The Bulls played the least impressive of New Zealand’s five franchises (in the Blues) and took a beating. They coughed up 31 unanswered second half points and the only sight more depressing was listening to the hapless Adriaan Strauss give an all too familiar captain’s post match interview on trying to find a positive amid the slaughter.
It won’t get better for the Bulls, which again dulls the Round One euphoria of the Stormers first half against the Bulls. Everyone has looked good against the Bulls who on present form would struggle to beat the Kings, who in turn would struggle to beat anyone outside of the Sunwolves.
It’s a dire reflection of the mental state of South African rugby’s stakeholders, be it the sponsors, coaches, players, media or supporters when a team like the Stormers are put on a pedestal for beating the Sunwolves.
Let’s go back to the opening round of the competition when the Sunwolves conceded 86 points to the Hurricanes, who a fortnight later lost to the Chiefs in Hamilton.
The Sunwolves are not the measurement of anything other than mediocrity. The focus, if winning this competition is at the essence of any reflection, should have been on the Stormers inability to get a bonus point win against the Sunwolves.
It should have been on the unacceptable in the 44-31 defeat and it should have been on how the hell the Stormers found themselves 24-10 and 31-20 in arrears and playing catch up against a team that will finish 18 out of 18.
South African Rugby’s supporters and reporters need to stop applauding the mediocre and stop trying to present the mediocre as the much improved.

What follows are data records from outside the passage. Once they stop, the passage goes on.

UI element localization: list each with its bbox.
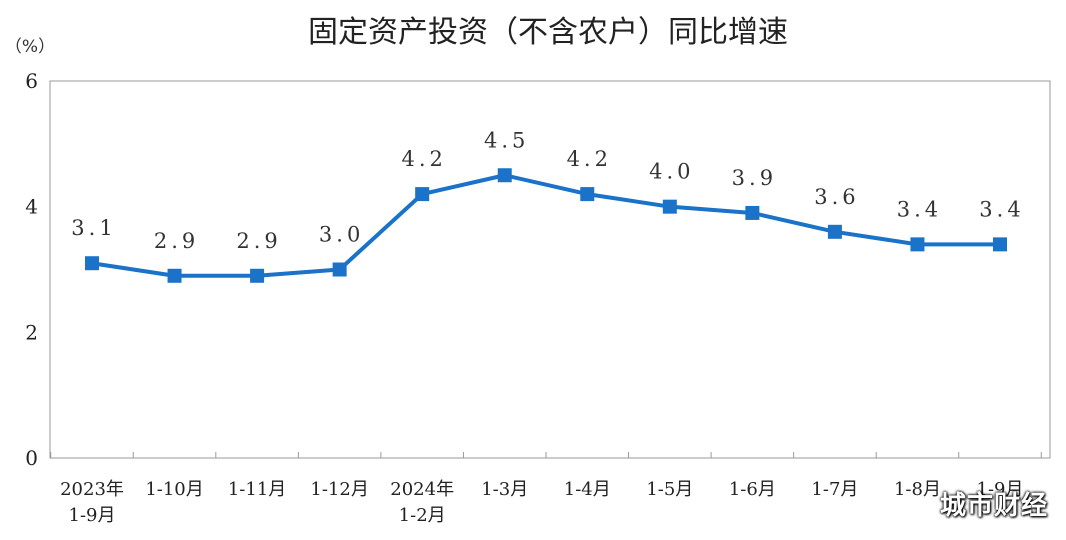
x-tick-label: 1-8月 <box>894 479 941 500</box>
data-label: 3.6 <box>814 185 859 209</box>
data-label: 2.9 <box>236 229 281 253</box>
data-label: 3.4 <box>897 197 942 221</box>
data-label: 4.0 <box>649 160 694 184</box>
data-label: 3.0 <box>319 223 364 247</box>
data-point-marker <box>910 237 925 252</box>
x-tick-label: 1-6月 <box>729 479 776 500</box>
series-line <box>90 173 1002 278</box>
x-tick-label: 1-3月 <box>481 479 528 500</box>
x-tick-label: 1-7月 <box>811 479 858 500</box>
data-label: 3.4 <box>979 197 1024 221</box>
data-point-marker <box>332 262 347 277</box>
x-tick-label: 1-11月 <box>228 479 286 500</box>
data-point-marker <box>745 205 760 220</box>
data-point-marker <box>827 224 842 239</box>
x-tick-label: 1-4月 <box>564 479 611 500</box>
plot-area-frame <box>49 80 1051 459</box>
y-axis: 0 2 4 6 <box>25 69 38 470</box>
x-tick-label: 2023年 <box>60 479 124 500</box>
data-point-marker <box>662 199 677 214</box>
y-axis-unit-label: （%） <box>5 37 55 57</box>
x-tick-label: 2024年 <box>390 479 454 500</box>
x-tick-label: 1-10月 <box>145 479 203 500</box>
data-label: 4.2 <box>567 147 612 171</box>
data-point-marker <box>85 256 99 271</box>
x-tick-label: 1-2月 <box>399 505 446 526</box>
x-axis: 2023年 1-9月 1-10月 1-11月 1-12月 2024年 1-2月 1-3月 1-4… <box>50 452 1042 526</box>
x-tick-label: 1-9月 <box>69 505 116 526</box>
chart-title: 固定资产投资（不含农户）同比增速 <box>308 15 788 50</box>
data-point-marker <box>415 187 430 202</box>
data-point-marker <box>497 168 512 183</box>
y-tick-label: 6 <box>25 69 38 93</box>
data-label: 3.9 <box>732 166 777 190</box>
data-label: 2.9 <box>154 229 199 253</box>
data-point-marker <box>250 268 265 283</box>
x-tick-label: 1-12月 <box>310 479 368 500</box>
x-tick-label: 1-9月 <box>977 479 1024 500</box>
y-tick-label: 2 <box>25 320 38 344</box>
data-labels: 3.1 2.9 2.9 3.0 4.2 4.5 4.2 4.0 3.9 3.6 3.4 3.4 <box>71 128 1024 253</box>
data-point-marker <box>580 187 595 202</box>
y-tick-label: 4 <box>25 195 38 219</box>
data-point-marker <box>993 237 1007 252</box>
series-markers <box>85 168 1007 283</box>
x-tick-label: 1-5月 <box>646 479 693 500</box>
data-label: 3.1 <box>71 216 116 240</box>
data-point-marker <box>167 268 182 283</box>
data-label: 4.5 <box>484 128 529 152</box>
watermark-text: 城市财经 <box>939 491 1048 521</box>
data-label: 4.2 <box>401 147 446 171</box>
y-tick-label: 0 <box>25 446 38 470</box>
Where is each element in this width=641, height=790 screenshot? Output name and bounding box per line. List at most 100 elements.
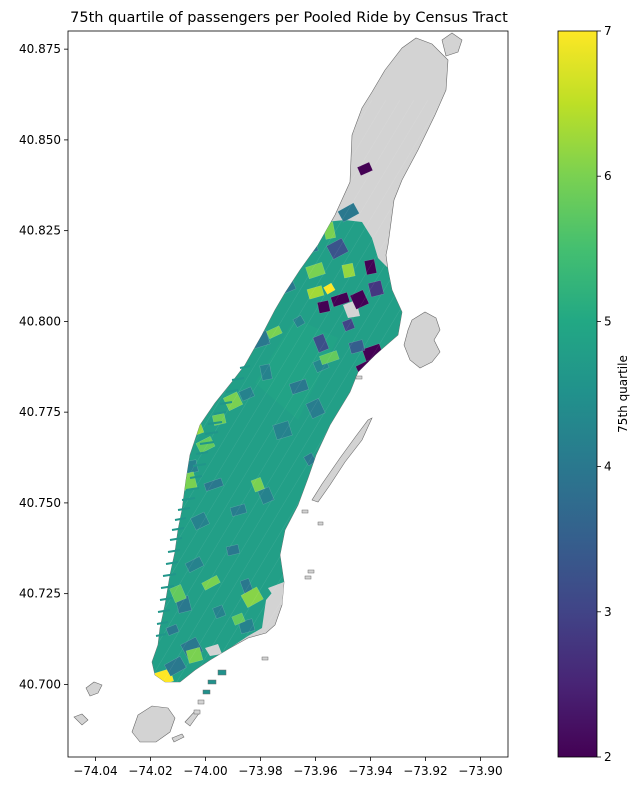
boundary-line <box>371 99 448 682</box>
pier <box>207 421 223 425</box>
colorbar-tick-label: 2 <box>604 750 612 764</box>
pier <box>171 527 185 531</box>
tract <box>184 556 205 573</box>
tract <box>306 285 325 300</box>
pier <box>189 475 203 479</box>
boundary-line <box>357 99 448 682</box>
x-tick-label: −73.96 <box>293 764 337 778</box>
boundary-line <box>470 100 641 790</box>
tract <box>165 623 180 636</box>
x-tick-label: −73.98 <box>238 764 282 778</box>
boundary-line <box>152 99 448 682</box>
colorbar-ticks: 2 3 4 5 6 7 <box>597 24 612 764</box>
tract <box>364 258 377 276</box>
tract <box>250 477 265 493</box>
y-tick-label: 40.850 <box>19 133 61 147</box>
pier <box>174 517 187 521</box>
pier <box>162 573 177 577</box>
tract <box>319 350 340 366</box>
tract <box>212 604 227 619</box>
plot-area <box>73 32 641 790</box>
y-tick-label: 40.875 <box>19 42 61 56</box>
boundary-line <box>399 99 448 682</box>
tract <box>225 544 241 557</box>
pier <box>239 365 251 369</box>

SuperSport analyst and former Springbok and Stormers captain Jean de Villiers fortunately was true to the essence of what he took from the Stormers win against the Sunwolves.
‘They are going to have to learn to defend if they want to progress in this tournament.’ Amen to that.
The Stormers, if they are to be sold as a potential competition champions or a team to be taken seriously in the play-offs, have to emphatically dismiss the challenge of a side like the Sunwolves. I feel compelled to write it again … the Sunwolves took 80 against the Hurricanes, who are the defending champions.
The Sunwolves have one league point after five matches. If the Stormers comeback had been against the competition’s leading team with 21 league points I’d understand and also be endorsing the sunshine state of mind, but the Sunwolves … come on!
The Stormers are four from four but only have the one bonus point despite three of the matches being against competition easy beats the Bulls, The Kings and the Sunwolves.
Things may look decidedly different and the view may be entirely different after the Stormers play the Cheetahs, the Lions and three away matches in New Zealand.
Perspective, please or there will only be heartache.
The obsession with all out attack will win South African rugby nothing short or long term. There has to be an appreciation of attack, defence and simply the application of intelligent rugby. It’s been done before in this country (often) and can be done again.
But it also requires honesty in every assessment and this honesty is the positive in our rugby.
Sadly the insular nature of South African rugby means that criticism is interpreted as negativity but the only way to get it right is to be truthful about the measurement of our teams against the best in the competition … not the worst.
The Lions, for me, remain South Africa’s best hope of making a play-off statement but even they have not been as good in the opening month as they were a year ago. They’ve been hit and miss and the uncertainty about coach Johan Ackermann’s possible departure to Gloucester is affecting the team’s performance.
The Sharks thankfully won in Bloemfontein, and I write thankfully, because they present a better play-off option for South Africa than the Cheetahs whose domestic superiority in last year’s Currie Cup simply highlights the sub standard nature of the competition.
Individually, there are good news stories among South Africa’s player performances but the Super Rugby challenge as a collective so far has been everything but a good news story.